Tesla rose over 7% for the week, primarily driven by progress in its Robotaxi business, Musk's share purchases, and positive delivery news.

 

Source: TradingView

 

On September 11, news emerged that Tesla had received approval from the state of Nevada to test its Robotaxi service on public roads there, pushing the stock up about 6% that day. On the 12th, confirmation from Nevada authorities further bolstered investor confidence in Tesla's expansion prospects in autonomous driving and AI, prompting continued stock gains.

 

Furthermore, according to a Tesla filing with the SEC, Musk purchased over 2.5 million Tesla shares on September 12, worth approximately $1 billion. Musk's buying was seen as a strong vote of confidence in Tesla's future, providing positive momentum for the stock price.

 

Commodities: Following the Fed's announcement of a 25-bp rate cut, COMEX gold futures briefly spiked to a record high of $3,744/oz before quickly pulling back. As of September 18, COMEX gold futures were oscillating around $3,670/oz. On September 19, spot gold (London) fell to $3,627/oz before rebounding somewhat; it is currently hovering near $3,685/oz.

 

Source: TradingView

 

Regarding gold's outlook, institutions generally believe that, in the short term, rate cut expectations are fully priced in, and post-policy implementation, volatility could increase due to "buy the rumor, sell the fact" dynamics.

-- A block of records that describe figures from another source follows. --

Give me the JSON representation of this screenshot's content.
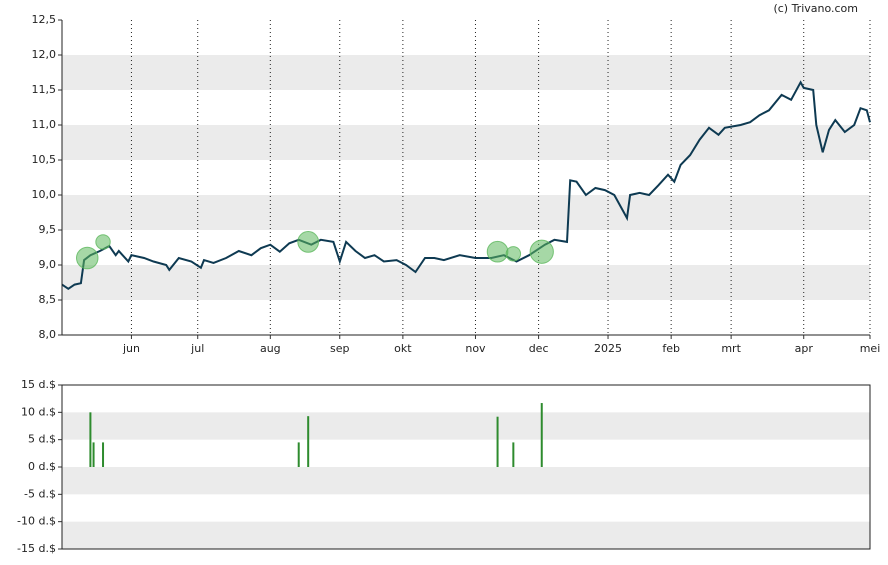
{
  "chart_data": [
    {
      "type": "line",
      "source": "(c) Trivano.com",
      "x": [
        0,
        2,
        4,
        6,
        7,
        9,
        12,
        15,
        17,
        18,
        21,
        22,
        26,
        29,
        33,
        34,
        37,
        41,
        44,
        45,
        48,
        52,
        56,
        60,
        63,
        66,
        69,
        72,
        75,
        79,
        82,
        86,
        88,
        90,
        93,
        96,
        99,
        102,
        106,
        109,
        112,
        115,
        118,
        121,
        126,
        131,
        136,
        140,
        144,
        148,
        153,
        156,
        160,
        161,
        163,
        166,
        169,
        172,
        175,
        179,
        180,
        183,
        186,
        189,
        192,
        194,
        196,
        199,
        202,
        205,
        208,
        210,
        215,
        218,
        221,
        224,
        228,
        231,
        234,
        235,
        238,
        239,
        241,
        243,
        245,
        248,
        251,
        253,
        255,
        256
      ],
      "series": [
        {
          "color": "#0e3a52",
          "values": [
            8.72,
            8.66,
            8.72,
            8.74,
            9.07,
            9.14,
            9.2,
            9.27,
            9.14,
            9.2,
            9.05,
            9.14,
            9.1,
            9.05,
            9.0,
            8.93,
            9.1,
            9.05,
            8.96,
            9.07,
            9.03,
            9.1,
            9.2,
            9.14,
            9.24,
            9.29,
            9.19,
            9.31,
            9.36,
            9.29,
            9.36,
            9.33,
            9.05,
            9.33,
            9.2,
            9.1,
            9.14,
            9.05,
            9.07,
            9.0,
            8.9,
            9.1,
            9.1,
            9.07,
            9.14,
            9.1,
            9.1,
            9.14,
            9.05,
            9.14,
            9.29,
            9.36,
            9.33,
            10.21,
            10.19,
            10.0,
            10.1,
            10.07,
            10.0,
            9.67,
            10.0,
            10.03,
            10.0,
            10.14,
            10.29,
            10.19,
            10.43,
            10.57,
            10.79,
            10.96,
            10.86,
            10.96,
            11.0,
            11.04,
            11.14,
            11.21,
            11.43,
            11.36,
            11.61,
            11.53,
            11.5,
            11.0,
            10.61,
            10.93,
            11.07,
            10.9,
            11.0,
            11.24,
            11.21,
            11.04
          ]
        }
      ],
      "bubbles": {
        "color": "#5cb85c",
        "x": [
          8,
          13,
          78,
          138,
          143,
          152
        ],
        "values": [
          9.1,
          9.33,
          9.33,
          9.19,
          9.16,
          9.19
        ],
        "sizes": [
          10,
          4.5,
          9.3,
          9.2,
          4.5,
          11.7
        ]
      },
      "xlim": [
        0,
        256
      ],
      "xticks": [
        {
          "value": 22,
          "label": "jun"
        },
        {
          "value": 43,
          "label": "jul"
        },
        {
          "value": 66,
          "label": "aug"
        },
        {
          "value": 88,
          "label": "sep"
        },
        {
          "value": 108,
          "label": "okt"
        },
        {
          "value": 131,
          "label": "nov"
        },
        {
          "value": 151,
          "label": "dec"
        },
        {
          "value": 173,
          "label": "2025"
        },
        {
          "value": 193,
          "label": "feb"
        },
        {
          "value": 212,
          "label": "mrt"
        },
        {
          "value": 235,
          "label": "apr"
        },
        {
          "value": 256,
          "label": "mei"
        }
      ],
      "ylim": [
        8.0,
        12.5
      ],
      "yticks": [
        {
          "value": 8.0,
          "label": "8,0"
        },
        {
          "value": 8.5,
          "label": "8,5"
        },
        {
          "value": 9.0,
          "label": "9,0"
        },
        {
          "value": 9.5,
          "label": "9,5"
        },
        {
          "value": 10.0,
          "label": "10,0"
        },
        {
          "value": 10.5,
          "label": "10,5"
        },
        {
          "value": 11.0,
          "label": "11,0"
        },
        {
          "value": 11.5,
          "label": "11,5"
        },
        {
          "value": 12.0,
          "label": "12,0"
        },
        {
          "value": 12.5,
          "label": "12,5"
        }
      ],
      "grid": true
    },
    {
      "type": "bar",
      "color": "#2e8b2e",
      "x": [
        9,
        10,
        13,
        75,
        78,
        138,
        143,
        152
      ],
      "values": [
        10,
        4.5,
        4.5,
        4.5,
        9.3,
        9.2,
        4.5,
        11.7
      ],
      "xlim": [
        0,
        256
      ],
      "ylim": [
        -15,
        15
      ],
      "yticks": [
        {
          "value": -15,
          "label": "-15 d.$"
        },
        {
          "value": -10,
          "label": "-10 d.$"
        },
        {
          "value": -5,
          "label": "-5 d.$"
        },
        {
          "value": 0,
          "label": "0 d.$"
        },
        {
          "value": 5,
          "label": "5 d.$"
        },
        {
          "value": 10,
          "label": "10 d.$"
        },
        {
          "value": 15,
          "label": "15 d.$"
        }
      ]
    }
  ]
}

However, from a medium-to-long-term perspective, an easing cycle typically accompanies falling real interest rates and a marginally weaker U.S. dollar信用, potentially accelerating "de-dollarization." Coupled with strong central bank gold buying demand and persistent geopolitical risks, these factors are expected to provide solid support for gold prices going forward.

 

Michael Hsueh, precious metals analyst at Deutsche Bank, significantly raised his 2026 gold spot price forecast from $3,700/oz to $4,000/oz. Citigroup also raised its gold price forecast, expecting prices to reach $3,800/oz within three months, up from a previous $3,600/oz, citing cyclical and structural factors likely supporting prices in the near term.

Disclaimer: The content of this article does not constitute a recommendation or investment advice for any financial products.